During my first three years in high school, I became the first honor. Whatever happened during my fourth year, I still don't know. I ranked 7th on the final grading period, and that was dubbed as the 5th honorable mention. What's ironic is that, I just happened to bag most of the medals, compared to the others.
And because of that, I promised myself that I will really do better in college. One advantage of being the underdog is doing the most outrageous tactics that your opponents couldn't think of. I'm not being boastful. It's just being proud of your recent scholastic records: studying in a prestigious university and being a consistent dean's lister since freshman year.
Alright, enough of going down the memory lane. Maybe, my mind is currently suffering from mental indigestion. Information overload is the hardest thing that a student could experience. And really, there are no prescribed medicines for those two.

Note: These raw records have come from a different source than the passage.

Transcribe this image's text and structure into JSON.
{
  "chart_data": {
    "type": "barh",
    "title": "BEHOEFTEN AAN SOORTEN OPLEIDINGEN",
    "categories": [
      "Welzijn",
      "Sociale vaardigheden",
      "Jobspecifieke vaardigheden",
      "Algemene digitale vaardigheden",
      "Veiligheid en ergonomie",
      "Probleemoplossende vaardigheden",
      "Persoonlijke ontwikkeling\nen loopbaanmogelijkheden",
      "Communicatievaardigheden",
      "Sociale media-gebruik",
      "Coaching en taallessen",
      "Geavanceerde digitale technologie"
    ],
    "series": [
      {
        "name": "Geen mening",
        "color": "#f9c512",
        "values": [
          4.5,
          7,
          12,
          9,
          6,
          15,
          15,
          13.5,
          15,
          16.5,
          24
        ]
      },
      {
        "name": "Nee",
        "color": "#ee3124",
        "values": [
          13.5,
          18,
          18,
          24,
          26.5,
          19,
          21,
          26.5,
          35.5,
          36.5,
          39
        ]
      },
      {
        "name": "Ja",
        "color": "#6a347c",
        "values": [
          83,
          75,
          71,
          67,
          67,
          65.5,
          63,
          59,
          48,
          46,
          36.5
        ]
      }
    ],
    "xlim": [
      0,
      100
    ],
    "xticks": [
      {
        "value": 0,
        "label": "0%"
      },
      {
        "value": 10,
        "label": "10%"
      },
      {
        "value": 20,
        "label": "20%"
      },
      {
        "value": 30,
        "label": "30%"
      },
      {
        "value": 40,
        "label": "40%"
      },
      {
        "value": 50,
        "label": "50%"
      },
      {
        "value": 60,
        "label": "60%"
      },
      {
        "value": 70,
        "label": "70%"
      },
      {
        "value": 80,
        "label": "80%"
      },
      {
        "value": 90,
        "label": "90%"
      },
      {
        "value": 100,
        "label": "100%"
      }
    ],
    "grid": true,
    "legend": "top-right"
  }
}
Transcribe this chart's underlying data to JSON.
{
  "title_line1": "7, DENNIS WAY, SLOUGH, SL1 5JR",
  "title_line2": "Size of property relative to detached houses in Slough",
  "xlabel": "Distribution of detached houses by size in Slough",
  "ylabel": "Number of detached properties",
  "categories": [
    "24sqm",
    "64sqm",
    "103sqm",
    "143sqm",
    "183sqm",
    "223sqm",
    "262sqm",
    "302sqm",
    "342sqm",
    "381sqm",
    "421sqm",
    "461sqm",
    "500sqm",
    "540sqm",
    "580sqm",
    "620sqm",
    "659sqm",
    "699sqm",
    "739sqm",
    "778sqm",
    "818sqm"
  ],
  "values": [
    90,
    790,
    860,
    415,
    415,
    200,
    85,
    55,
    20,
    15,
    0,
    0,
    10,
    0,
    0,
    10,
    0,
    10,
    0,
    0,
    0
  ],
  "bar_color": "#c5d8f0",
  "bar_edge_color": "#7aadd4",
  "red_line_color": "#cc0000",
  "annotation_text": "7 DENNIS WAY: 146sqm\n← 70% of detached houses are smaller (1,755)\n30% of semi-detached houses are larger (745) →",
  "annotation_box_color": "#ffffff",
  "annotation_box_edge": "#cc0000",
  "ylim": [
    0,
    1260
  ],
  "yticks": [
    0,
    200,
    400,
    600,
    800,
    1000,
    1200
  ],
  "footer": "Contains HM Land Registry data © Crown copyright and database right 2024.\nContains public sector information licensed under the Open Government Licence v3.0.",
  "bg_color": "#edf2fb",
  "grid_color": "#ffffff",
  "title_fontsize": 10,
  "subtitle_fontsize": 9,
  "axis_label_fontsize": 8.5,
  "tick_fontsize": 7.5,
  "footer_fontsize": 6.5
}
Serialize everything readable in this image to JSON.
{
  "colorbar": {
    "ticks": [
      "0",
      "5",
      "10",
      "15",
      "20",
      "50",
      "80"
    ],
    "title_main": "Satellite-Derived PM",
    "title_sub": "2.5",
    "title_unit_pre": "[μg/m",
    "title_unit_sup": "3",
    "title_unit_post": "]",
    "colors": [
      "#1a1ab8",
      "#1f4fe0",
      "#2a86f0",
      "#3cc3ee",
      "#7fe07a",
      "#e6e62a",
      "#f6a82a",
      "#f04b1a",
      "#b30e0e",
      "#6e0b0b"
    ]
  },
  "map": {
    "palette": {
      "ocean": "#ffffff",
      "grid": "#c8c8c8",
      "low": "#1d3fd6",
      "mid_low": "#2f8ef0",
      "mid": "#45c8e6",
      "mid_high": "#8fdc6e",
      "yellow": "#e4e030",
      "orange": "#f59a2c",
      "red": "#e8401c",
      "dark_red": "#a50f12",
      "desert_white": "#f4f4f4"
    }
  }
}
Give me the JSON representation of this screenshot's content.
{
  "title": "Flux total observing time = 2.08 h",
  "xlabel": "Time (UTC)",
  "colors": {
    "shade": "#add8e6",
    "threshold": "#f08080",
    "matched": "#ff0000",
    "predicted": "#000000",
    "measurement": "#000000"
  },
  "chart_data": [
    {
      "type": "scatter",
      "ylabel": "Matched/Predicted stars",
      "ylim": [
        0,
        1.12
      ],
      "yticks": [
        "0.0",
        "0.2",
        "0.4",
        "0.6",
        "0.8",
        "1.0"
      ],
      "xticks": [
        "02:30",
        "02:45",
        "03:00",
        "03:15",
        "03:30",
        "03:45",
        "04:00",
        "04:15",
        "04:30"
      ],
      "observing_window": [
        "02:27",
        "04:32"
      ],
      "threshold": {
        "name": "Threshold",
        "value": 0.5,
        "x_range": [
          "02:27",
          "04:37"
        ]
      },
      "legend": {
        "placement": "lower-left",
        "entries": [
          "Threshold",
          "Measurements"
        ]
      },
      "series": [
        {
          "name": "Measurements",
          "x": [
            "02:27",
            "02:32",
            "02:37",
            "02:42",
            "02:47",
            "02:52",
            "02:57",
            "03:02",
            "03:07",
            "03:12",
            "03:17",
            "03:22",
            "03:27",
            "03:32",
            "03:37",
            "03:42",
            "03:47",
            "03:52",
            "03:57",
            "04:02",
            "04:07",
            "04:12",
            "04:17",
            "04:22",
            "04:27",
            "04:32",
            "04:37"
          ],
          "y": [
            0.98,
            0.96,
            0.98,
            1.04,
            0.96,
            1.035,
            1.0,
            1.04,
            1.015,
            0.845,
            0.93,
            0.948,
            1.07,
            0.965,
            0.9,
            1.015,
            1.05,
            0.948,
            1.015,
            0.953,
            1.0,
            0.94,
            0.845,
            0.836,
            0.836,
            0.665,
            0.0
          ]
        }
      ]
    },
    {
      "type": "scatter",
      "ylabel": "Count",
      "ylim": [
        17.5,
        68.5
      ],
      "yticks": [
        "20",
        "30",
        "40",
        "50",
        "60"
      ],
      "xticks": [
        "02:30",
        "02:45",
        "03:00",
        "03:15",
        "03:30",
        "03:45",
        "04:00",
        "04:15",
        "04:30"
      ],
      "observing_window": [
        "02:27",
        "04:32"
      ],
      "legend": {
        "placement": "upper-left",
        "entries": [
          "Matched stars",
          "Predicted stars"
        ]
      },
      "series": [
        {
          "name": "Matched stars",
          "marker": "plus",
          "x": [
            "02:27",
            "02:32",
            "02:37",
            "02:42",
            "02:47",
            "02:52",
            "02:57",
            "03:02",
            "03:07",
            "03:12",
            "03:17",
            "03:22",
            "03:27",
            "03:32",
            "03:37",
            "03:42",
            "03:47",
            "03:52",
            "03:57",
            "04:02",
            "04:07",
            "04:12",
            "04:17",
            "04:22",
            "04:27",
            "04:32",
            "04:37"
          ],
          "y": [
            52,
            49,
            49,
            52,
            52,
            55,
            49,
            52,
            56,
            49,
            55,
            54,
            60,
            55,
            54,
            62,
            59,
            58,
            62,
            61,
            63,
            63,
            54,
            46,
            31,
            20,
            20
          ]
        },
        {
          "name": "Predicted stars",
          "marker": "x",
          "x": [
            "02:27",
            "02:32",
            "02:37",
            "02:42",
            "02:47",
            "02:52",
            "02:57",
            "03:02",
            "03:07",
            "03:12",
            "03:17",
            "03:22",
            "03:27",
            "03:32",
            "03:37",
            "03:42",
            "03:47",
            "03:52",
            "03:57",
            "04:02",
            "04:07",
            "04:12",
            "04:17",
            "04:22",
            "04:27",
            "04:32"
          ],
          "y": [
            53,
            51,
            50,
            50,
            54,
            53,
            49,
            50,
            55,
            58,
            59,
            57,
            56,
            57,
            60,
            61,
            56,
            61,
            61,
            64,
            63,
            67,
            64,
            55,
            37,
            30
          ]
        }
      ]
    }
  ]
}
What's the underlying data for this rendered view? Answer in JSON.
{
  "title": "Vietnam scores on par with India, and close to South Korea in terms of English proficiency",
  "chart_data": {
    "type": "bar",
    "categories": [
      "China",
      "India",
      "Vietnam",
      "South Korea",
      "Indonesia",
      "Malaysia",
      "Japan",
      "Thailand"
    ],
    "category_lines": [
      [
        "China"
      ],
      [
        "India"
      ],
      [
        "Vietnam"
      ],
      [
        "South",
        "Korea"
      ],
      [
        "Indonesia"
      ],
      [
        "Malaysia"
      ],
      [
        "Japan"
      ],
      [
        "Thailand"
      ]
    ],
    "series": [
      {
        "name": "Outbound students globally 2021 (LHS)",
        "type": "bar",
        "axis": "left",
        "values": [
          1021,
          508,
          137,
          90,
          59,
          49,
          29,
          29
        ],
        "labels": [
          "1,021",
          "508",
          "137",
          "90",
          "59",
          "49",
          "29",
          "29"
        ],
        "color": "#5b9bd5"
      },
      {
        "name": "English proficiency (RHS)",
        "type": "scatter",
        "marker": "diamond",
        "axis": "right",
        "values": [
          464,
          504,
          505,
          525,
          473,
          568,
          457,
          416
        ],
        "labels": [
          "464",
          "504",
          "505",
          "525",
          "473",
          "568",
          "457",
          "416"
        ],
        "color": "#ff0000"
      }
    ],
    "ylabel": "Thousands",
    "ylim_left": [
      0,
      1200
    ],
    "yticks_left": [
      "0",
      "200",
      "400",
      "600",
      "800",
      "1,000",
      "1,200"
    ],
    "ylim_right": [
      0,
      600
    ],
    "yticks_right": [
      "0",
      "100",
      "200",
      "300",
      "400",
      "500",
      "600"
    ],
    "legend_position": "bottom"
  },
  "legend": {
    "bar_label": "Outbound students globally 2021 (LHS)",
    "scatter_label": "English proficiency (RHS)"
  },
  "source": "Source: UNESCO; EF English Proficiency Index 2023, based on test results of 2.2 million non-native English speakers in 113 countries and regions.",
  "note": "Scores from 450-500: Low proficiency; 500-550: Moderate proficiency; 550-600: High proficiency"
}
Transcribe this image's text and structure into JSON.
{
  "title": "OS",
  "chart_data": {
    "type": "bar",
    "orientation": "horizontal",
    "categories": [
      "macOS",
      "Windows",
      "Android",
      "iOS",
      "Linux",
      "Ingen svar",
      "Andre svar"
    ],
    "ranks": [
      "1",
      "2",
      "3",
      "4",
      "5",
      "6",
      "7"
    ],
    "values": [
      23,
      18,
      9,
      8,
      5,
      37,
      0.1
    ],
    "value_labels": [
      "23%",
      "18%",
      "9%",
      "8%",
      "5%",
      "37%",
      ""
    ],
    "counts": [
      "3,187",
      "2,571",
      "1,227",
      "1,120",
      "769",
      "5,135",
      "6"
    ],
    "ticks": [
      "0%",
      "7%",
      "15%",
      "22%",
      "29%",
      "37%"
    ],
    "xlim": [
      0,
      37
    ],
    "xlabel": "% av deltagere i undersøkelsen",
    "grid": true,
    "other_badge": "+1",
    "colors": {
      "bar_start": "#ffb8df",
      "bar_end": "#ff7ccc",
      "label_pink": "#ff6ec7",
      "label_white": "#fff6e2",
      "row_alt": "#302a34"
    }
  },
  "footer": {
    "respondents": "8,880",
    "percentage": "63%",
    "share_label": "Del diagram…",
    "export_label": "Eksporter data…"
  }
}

I really did "dilly - dally" on the exams. Take note, I studied but to no avail of getting high scores.
What did I do?
I laughed after the 2 hellish exams. I ridiculed our possible examinations' results with one friend. After all, laughter really is the best medicine especially on these times of agony.
For now, I won't guarantee anything that is positive. I won't make plans, because things don't go according to how they are planned. I will just strive harder, even if that would lead me to the exhaustible "tug of war" of studies, which means in Survivor, the survival of the fittest.
Oh wait, am I that fit? I think, someone here should start shredding off pounds.
Literally speaking, I should start (again) my diet. I noticed that my arms are getting flabbier. Talking from a figurative context, I should start prioritizing the things that I value most. That's first things first and dropping off the unwanted and unnecessary stuff.
And I think, it all bounces back to the concept of time management.